I wasn't in court, no one was going to accuse me of leading the witness. I said, "Could it have been Adam Breit?"

"Yes!"

"You're sure? I don't want to- "

"Yes, that's it! I couldn't swear to the Adam part, but the Breit part is absolutely right. Bright and sunny, bright and cheerful, bright as day, bright as a new copper penny. I don't know why that name wouldn't come to me. It seems so obvious now."

I thanked her and told her I'd let her know how things worked out. Then I took a chair and we waited for Mick Ballou.

THIRTY-FIVE

Smile in place, he emerges from the little room, saying, "Bye-bye, see you soon," as he draws the door shut. He nods and smiles his way past the expressionless Korean minding the desk, and keeps the smile on his face until he is down the stairs and out of the building. He walks quickly to the corner, turns, and maintains a brisk pace, but not so brisk as to draw attention.

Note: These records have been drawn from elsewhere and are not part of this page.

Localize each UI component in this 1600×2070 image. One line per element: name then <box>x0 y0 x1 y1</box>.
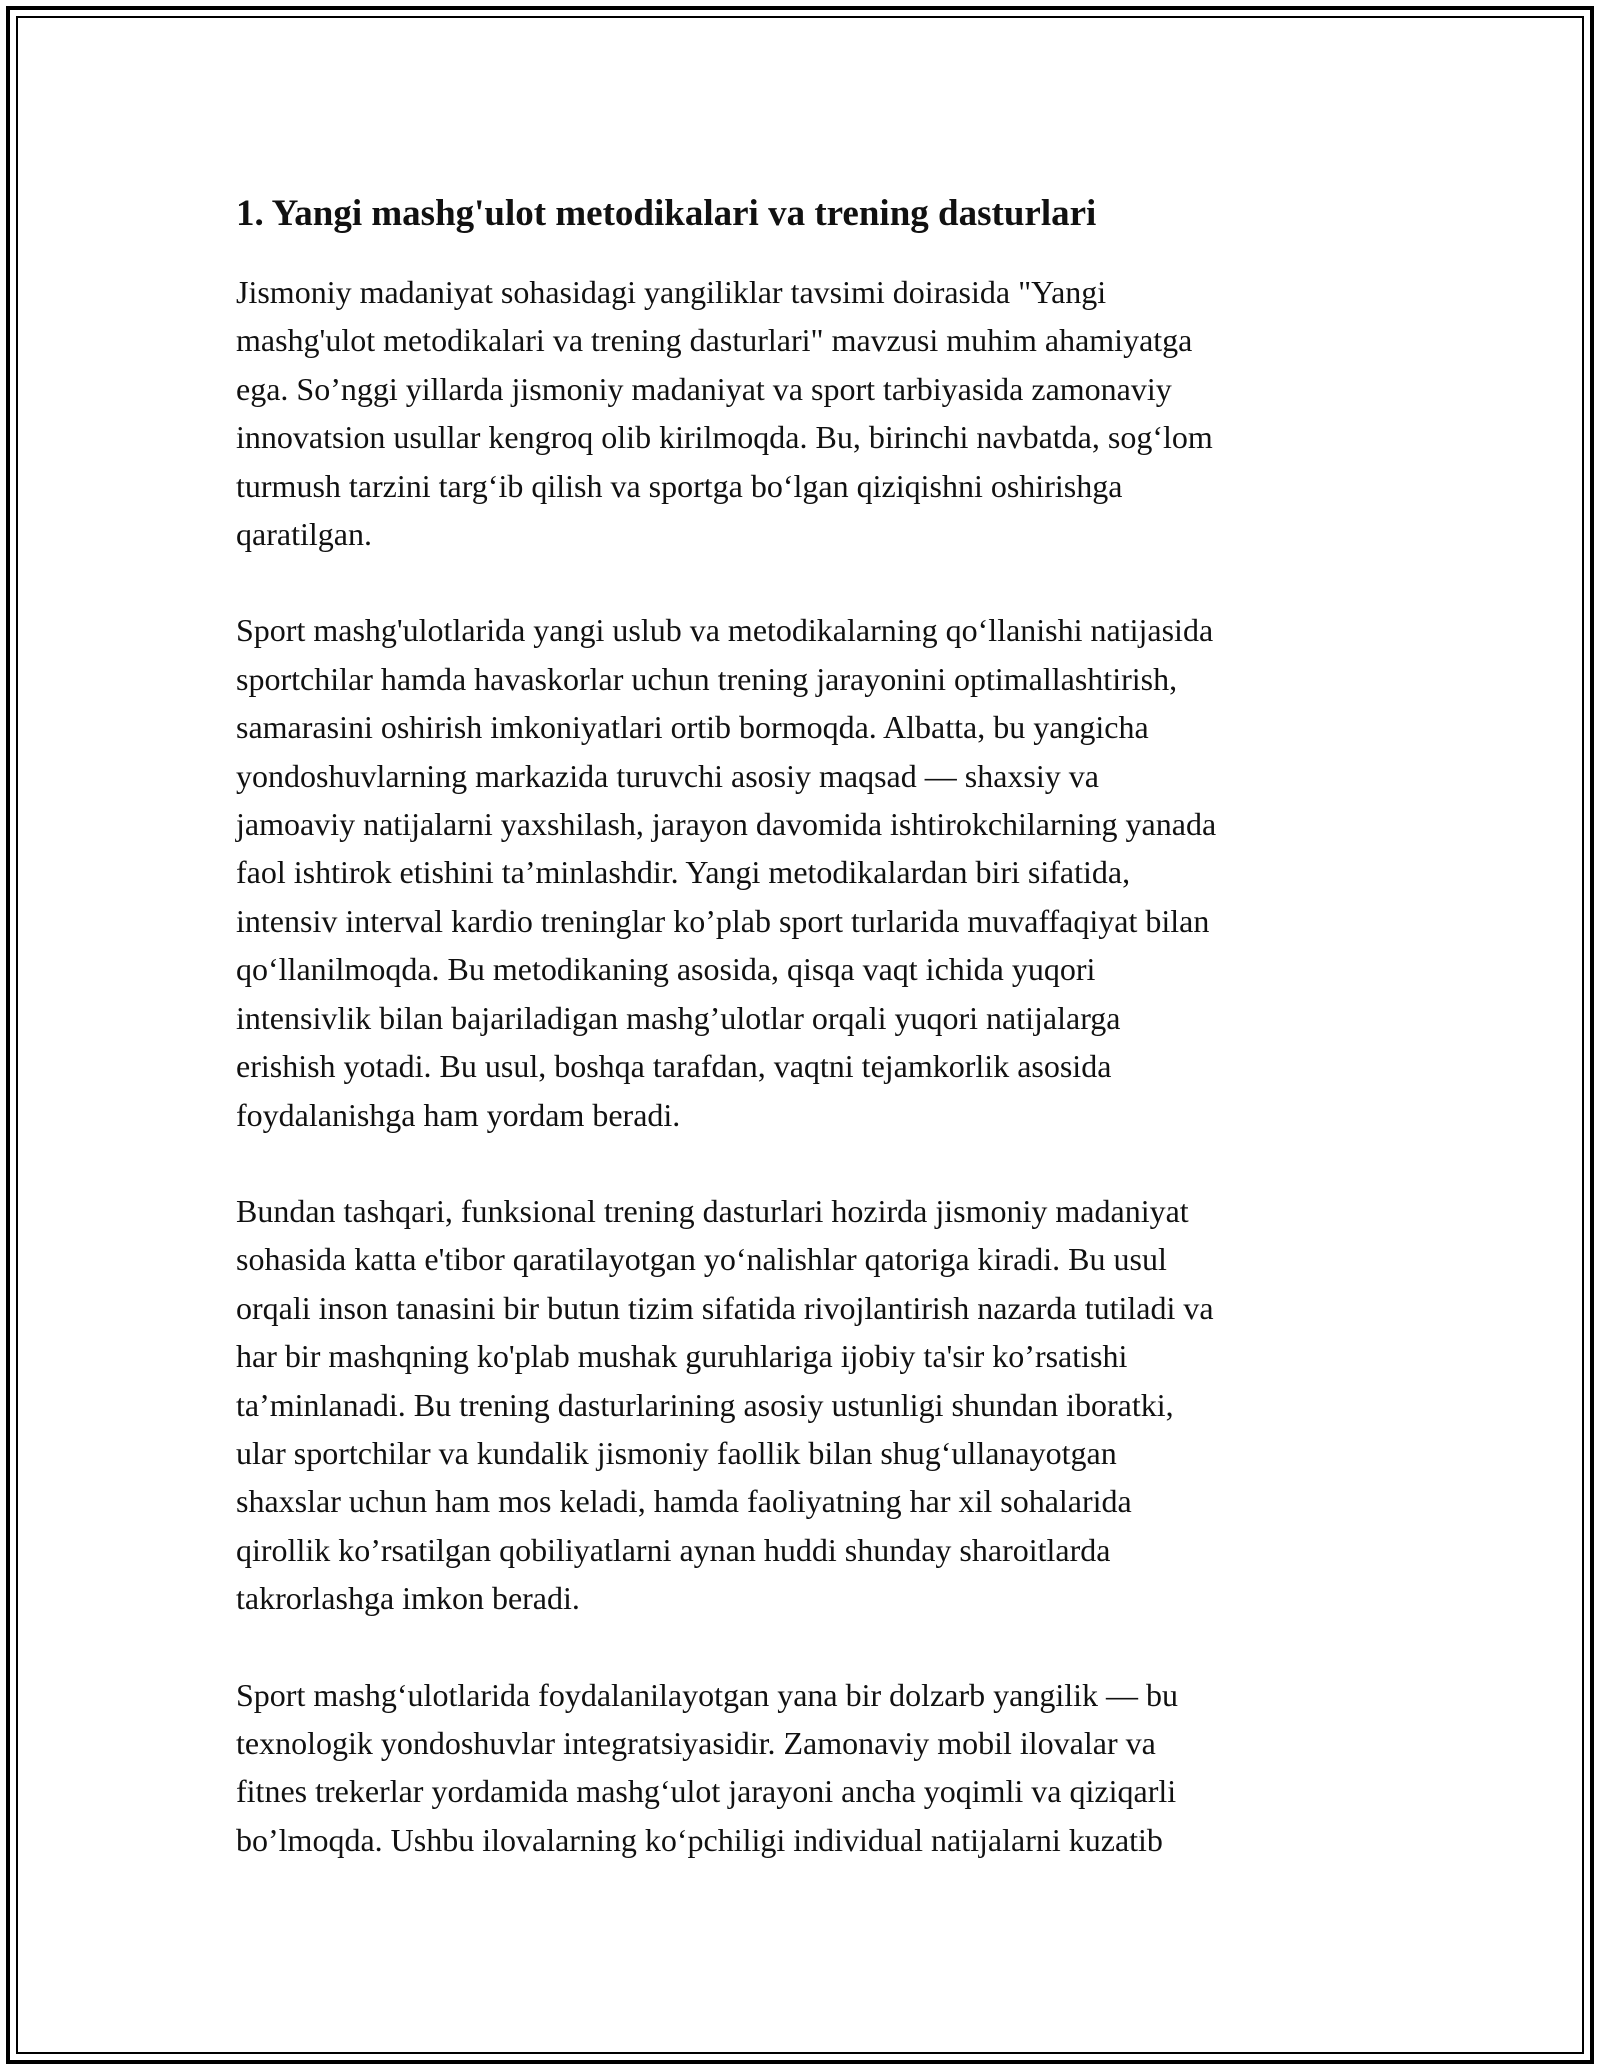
paragraph-4: Sport mashg‘ulotlarida foydalanilayotgan yana bir dolzarb yangilik — bu texnologik yondoshuvlar integratsiyasidir. Zamonaviy mobil ilovalar va fitnes trekerlar yordamida mashg‘ulot jarayoni ancha yoqimli va qiziqarli bo’lmoqda. Ushbu ilovalarning ko‘pchiligi individual natijalarni kuzatib <box>236 1676 1178 1858</box>
document-body <box>236 190 1366 1912</box>
paragraph-2: Sport mashg'ulotlarida yangi uslub va metodikalarning qo‘llanishi natijasida sportchilar hamda havaskorlar uchun trening jarayonini optimallashtirish, samarasini oshirish imkoniyatlari ortib bormoqda. Albatta, bu yangicha yondoshuvlarning markazida turuvchi asosiy maqsad — shaxsiy va jamoaviy natijalarni yaxshilash, jarayon davomida ishtirokchilarning yanada faol ishtirok etishini ta’minlashdir. Yangi metodikalardan biri sifatida, intensiv interval kardio treninglar ko’plab sport turlarida muvaffaqiyat bilan qo‘llanilmoqda. Bu metodikaning asosida, qisqa vaqt ichida yuqori intensivlik bilan bajariladigan mashg’ulotlar orqali yuqori natijalarga erishish yotadi. Bu usul, boshqa tarafdan, vaqtni tejamkorlik asosida foydalanishga ham yordam beradi. <box>236 612 1217 1133</box>
paragraph-1: Jismoniy madaniyat sohasidagi yangiliklar tavsimi doirasida "Yangi mashg'ulot metodikalari va trening dasturlari" mavzusi muhim ahamiyatga ega. So’nggi yillarda jismoniy madaniyat va sport tarbiyasida zamonaviy innovatsion usullar kengroq olib kirilmoqda. Bu, birinchi navbatda, sog‘lom turmush tarzini targ‘ib qilish va sportga bo‘lgan qiziqishni oshirishga qaratilgan. <box>236 274 1213 553</box>
section-heading: 1. Yangi mashg'ulot metodikalari va trening dasturlari <box>236 193 1097 234</box>
paragraph-3: Bundan tashqari, funksional trening dasturlari hozirda jismoniy madaniyat sohasida katta e'tibor qaratilayotgan yo‘nalishlar qatoriga kiradi. Bu usul orqali inson tanasini bir butun tizim sifatida rivojlantirish nazarda tutiladi va har bir mashqning ko'plab mushak guruhlariga ijobiy ta'sir ko’rsatishi ta’minlanadi. Bu trening dasturlarining asosiy ustunligi shundan iboratki, ular sportchilar va kundalik jismoniy faollik bilan shug‘ullanayotgan shaxslar uchun ham mos keladi, hamda faoliyatning har xil sohalarida qirollik ko’rsatilgan qobiliyatlarni aynan huddi shunday sharoitlarda takrorlashga imkon beradi. <box>236 1192 1214 1617</box>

No great need to hurry. No one will open her door, not right away. They'll wait for her to come out on her own. And, when they do lose patience and knock, and open the door when the knock goes unanswered, all they'll see is an empty room. She must have come out unnoticed, they'll think, and gone to the bathroom.

Eventually, of course, someone will open the metal wardrobe, where he stuffed her body, along with her slippers and her red-orange dress.

No one notices him, and in return he notices no one; waiting for the light at Columbus Avenue, he's so involved in his own thoughts that it changes twice before he remembers to cross the street.

He's had a revelation, and he has to get it written down. It may have some scientific merit, but that's almost beside the point.